Senin, 11 Maret 2013

FILSAFAT PRAGMATISME



FILSAFAT PRAGMATISME
Chrisnov M. Tarigan Sibero
I.                   I. PEMBAHASAN
1.1.Pengertian Pragmatisme
Pragmatisme berasal dari kata pragma artinya guna. Pragma berasal dari kata Yunani. Maka pragmatisme adalah suatu aliran yang mengajarkan bahwa yang benar adalah apa saja yang membuktikan dirinya sebagai yang benar dengan akibat-akibat yang bermanfaat secara praksis.[1] Pragmatisme merupakan inti filsafat pragmatik[2] dan menemukan nilai pengetahuan berdasarkan kegunaan praksisnya. Kegunaan praksis bukan pengakuan kebenaran objektif dengan ketentuan praktik, tetapi apa yang memenuhi kepentingan-kepentingan subyektif.[3] Pragmatisme adalah suatu aliran yang mengajarkan bahwa yang benar adalah apa yang membuktikan dirinya sebagai benar dengan perantara akibat-akibatnya yang bermanfaat secara praksis. Pegangan pragmatisme adalah logika pengamatan. Aliran ini bersedia menerima segala sesuatu asal saja bermanfaat bahkan kebenaran mistis dipandang sebagai berlaku juga, kebenaran mistis itu membawa akibat praksis yang bermanfaat.[4]
Dalam logika pragmatika sampai pada irasionalisme hal ini nampak jelas dalam karya-karya James dan secara tersirat dalam karya-karya Dewey.
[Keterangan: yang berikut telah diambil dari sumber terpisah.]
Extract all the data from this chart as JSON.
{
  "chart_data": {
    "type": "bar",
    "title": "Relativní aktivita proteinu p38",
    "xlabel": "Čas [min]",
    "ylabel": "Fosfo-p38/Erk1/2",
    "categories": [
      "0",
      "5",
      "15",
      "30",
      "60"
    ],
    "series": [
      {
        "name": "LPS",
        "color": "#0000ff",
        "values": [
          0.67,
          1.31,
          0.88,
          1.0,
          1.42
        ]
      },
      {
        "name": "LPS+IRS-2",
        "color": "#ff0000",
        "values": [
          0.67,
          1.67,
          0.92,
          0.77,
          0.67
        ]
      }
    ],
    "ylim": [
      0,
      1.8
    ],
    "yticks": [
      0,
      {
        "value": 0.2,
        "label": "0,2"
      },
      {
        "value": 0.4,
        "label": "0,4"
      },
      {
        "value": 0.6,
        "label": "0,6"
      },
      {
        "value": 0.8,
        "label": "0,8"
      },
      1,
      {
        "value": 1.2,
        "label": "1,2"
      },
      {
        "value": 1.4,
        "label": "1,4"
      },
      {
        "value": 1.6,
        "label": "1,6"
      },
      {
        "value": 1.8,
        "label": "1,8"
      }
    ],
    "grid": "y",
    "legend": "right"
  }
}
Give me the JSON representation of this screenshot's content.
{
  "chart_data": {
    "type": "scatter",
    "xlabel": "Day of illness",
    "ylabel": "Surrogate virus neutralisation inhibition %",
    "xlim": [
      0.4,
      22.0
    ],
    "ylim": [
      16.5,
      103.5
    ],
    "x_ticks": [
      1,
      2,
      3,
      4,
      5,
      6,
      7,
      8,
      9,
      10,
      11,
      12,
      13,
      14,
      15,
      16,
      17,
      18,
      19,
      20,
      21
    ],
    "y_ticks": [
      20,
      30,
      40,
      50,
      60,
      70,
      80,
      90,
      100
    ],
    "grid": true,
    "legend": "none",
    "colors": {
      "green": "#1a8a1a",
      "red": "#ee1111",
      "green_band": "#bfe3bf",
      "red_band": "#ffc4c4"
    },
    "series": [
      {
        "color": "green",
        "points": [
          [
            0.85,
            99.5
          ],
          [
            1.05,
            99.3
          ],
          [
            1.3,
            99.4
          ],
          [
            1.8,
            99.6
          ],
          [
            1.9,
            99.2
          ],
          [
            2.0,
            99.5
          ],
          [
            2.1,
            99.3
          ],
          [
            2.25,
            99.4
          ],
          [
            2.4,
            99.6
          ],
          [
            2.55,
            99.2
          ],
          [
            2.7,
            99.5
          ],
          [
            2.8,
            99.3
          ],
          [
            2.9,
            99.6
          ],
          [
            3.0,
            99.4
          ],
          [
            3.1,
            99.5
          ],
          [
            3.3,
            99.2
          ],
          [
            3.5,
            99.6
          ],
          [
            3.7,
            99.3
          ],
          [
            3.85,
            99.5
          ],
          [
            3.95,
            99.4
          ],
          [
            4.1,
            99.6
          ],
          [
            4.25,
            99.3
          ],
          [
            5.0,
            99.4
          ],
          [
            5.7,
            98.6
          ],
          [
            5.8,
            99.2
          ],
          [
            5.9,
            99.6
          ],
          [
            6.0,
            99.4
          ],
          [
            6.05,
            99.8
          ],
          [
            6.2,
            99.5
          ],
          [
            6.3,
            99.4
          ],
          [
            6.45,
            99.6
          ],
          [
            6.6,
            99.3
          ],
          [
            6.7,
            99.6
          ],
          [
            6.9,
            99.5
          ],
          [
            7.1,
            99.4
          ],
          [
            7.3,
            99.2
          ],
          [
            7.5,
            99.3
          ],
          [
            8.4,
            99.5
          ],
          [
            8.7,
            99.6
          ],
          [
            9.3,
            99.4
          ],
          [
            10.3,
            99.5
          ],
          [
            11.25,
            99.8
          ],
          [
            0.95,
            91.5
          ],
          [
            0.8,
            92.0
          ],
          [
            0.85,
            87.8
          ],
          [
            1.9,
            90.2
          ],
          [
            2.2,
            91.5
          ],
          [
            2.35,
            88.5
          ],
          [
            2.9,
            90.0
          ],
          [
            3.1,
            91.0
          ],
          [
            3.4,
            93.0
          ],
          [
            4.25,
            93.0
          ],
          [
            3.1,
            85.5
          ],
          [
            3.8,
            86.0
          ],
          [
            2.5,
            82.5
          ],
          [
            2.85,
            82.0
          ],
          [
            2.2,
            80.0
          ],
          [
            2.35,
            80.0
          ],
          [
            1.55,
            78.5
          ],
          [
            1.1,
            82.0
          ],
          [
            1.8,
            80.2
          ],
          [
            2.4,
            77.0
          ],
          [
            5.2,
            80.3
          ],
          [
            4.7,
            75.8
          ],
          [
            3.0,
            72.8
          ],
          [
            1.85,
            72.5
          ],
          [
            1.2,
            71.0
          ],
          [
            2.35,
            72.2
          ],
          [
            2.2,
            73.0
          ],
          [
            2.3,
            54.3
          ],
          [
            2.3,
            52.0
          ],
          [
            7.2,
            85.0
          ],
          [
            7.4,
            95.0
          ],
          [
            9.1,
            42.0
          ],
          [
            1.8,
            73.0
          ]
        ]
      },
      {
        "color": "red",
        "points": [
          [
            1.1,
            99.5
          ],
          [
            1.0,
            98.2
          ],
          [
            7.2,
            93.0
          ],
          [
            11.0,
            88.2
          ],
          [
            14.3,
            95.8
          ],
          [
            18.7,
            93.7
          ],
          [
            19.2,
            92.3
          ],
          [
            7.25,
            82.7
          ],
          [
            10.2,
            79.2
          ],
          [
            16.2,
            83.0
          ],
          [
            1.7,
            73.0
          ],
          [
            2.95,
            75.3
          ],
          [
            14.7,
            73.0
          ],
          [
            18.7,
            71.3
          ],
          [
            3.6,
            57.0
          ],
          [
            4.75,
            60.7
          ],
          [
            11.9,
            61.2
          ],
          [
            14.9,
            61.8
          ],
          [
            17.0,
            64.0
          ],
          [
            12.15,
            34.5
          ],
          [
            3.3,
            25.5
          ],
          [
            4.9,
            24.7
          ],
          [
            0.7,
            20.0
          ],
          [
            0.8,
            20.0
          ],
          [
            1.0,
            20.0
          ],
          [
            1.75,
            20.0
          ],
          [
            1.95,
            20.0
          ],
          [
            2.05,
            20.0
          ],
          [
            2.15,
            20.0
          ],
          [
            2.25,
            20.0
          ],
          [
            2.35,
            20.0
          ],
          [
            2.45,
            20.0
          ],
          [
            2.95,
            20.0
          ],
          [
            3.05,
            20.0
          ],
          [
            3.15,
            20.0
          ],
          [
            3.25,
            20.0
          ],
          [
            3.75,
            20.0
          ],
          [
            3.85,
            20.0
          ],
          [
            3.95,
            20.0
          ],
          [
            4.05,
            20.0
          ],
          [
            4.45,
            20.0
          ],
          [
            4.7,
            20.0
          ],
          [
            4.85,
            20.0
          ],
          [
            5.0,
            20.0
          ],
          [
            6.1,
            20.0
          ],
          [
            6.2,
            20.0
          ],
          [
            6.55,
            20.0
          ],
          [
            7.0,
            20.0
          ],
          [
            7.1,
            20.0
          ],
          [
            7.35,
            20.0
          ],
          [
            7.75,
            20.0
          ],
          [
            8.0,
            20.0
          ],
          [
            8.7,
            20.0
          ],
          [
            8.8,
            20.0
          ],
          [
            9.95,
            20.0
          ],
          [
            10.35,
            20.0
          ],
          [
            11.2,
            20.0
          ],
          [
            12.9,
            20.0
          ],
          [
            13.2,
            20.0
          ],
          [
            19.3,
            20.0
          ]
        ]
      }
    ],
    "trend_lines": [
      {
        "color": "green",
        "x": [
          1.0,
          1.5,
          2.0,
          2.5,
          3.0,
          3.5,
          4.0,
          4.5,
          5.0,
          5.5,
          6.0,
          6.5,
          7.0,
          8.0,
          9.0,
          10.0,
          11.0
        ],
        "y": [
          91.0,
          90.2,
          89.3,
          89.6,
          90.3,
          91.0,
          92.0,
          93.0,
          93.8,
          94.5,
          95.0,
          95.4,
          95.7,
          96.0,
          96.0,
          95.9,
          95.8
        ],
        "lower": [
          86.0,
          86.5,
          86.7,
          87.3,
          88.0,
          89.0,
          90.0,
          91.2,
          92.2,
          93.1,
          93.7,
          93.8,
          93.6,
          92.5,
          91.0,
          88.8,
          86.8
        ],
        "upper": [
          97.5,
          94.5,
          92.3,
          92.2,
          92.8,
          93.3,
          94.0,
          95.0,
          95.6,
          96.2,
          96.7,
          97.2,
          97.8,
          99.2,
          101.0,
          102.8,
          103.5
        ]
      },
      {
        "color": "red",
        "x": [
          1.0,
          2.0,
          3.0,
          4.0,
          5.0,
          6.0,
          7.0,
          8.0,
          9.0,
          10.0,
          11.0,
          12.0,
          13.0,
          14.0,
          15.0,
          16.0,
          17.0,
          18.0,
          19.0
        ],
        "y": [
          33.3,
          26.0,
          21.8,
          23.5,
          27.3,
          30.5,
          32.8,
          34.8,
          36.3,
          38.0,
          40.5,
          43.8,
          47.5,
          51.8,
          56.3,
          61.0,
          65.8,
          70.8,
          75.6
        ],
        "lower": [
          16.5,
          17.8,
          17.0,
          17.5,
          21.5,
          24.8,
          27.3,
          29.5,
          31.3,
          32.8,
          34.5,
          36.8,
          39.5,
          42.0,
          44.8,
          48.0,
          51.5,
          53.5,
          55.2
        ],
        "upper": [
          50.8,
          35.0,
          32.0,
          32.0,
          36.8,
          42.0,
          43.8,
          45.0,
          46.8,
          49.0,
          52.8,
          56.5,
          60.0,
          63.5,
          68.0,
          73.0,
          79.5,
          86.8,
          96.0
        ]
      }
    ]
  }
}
Dalam etika, pragmatisme menganut meliorisme yaitu pandangan tentang pendekatan secara bertingkat dari tantanan yang ada.[5]

1.2.Latar Belakang Sejarah dan Perkembagan Pragmatisme
Pragmatisme pada awalnya diperkenalkan oleh Charles Sanders Peirce (1839-1914), dia adalah filsuf Amerika pertama yang menggunakan pragmatisme sebagai metode filsafat, tetapi pengertian pragmatisme telah terdapat juga pada Socrates, Aristoteles, Berkeley, dan Hune. Jika pragmtisme disangkutpautkan dengan empirisme[6] kiranya ketersangkutan itu memang besar-maka sejarah pragmatisme berarti tersebar pada banyak filsuf lainnya. Satu diantaranya John Lock.[7] Suatu gerakan filsafat abad ke-19 dan ke-20 yang menekankan interpretasi ide-ide melalui kensekuensi-konsekuensinya. Istilah ini diangkat dari Kant oleh C. S. Peirce. Kant membedakan –yang praksis-yang berkaitan dengan kehendak dan tindakan-dari yang pragmatis-yang bertalian dengan akibat-akibat. Pierce mengusulkan teori makna dari ide ini.[8]
Lahirnya pragmatisme tidak terlepas dari adanya pertentangan antara empirisme dan rasionalisme. Bila pertentangan ini diperuncing akan menimbulkan pertanyaan jalan tunggal manakah pengetahuan itu terjadi. Aliran yang disebut intelektualisme menjawab pertanyaan tersebut secara ekstrim mengatakan bahwa akal budi merupakan sarana pengetahuan, sedangkan aliran sensualisme secara ekstrim pula mengatakan bahwa sarana untuk memperoleh pengetahuan adalah panca indra. Aliran pragmatisme meyakini bahwa akal budi tidak memunculkan objek (sebagaimana pandangan idealisme). Serta tidak pula mampu memantulkan kembali (seperti anggapan kaum realis). Pragmatisme memandang daya pengetahuan sebagai sarana bagi tindakan manusia untuk menentukan apa manfaat suatu tindakan bagi hidup kita. Dalamhal ini, pragmatisme dapat dikatakan mempertanyakan apa fungsi filsafat bagi kehidupan kita. Walaupun banyak yang berpendapat bahwa pragmatisme bukan suatu filsafat melainkan suatu metode atau instrument karena senantiasa berorientasi pada manfaat.[9]  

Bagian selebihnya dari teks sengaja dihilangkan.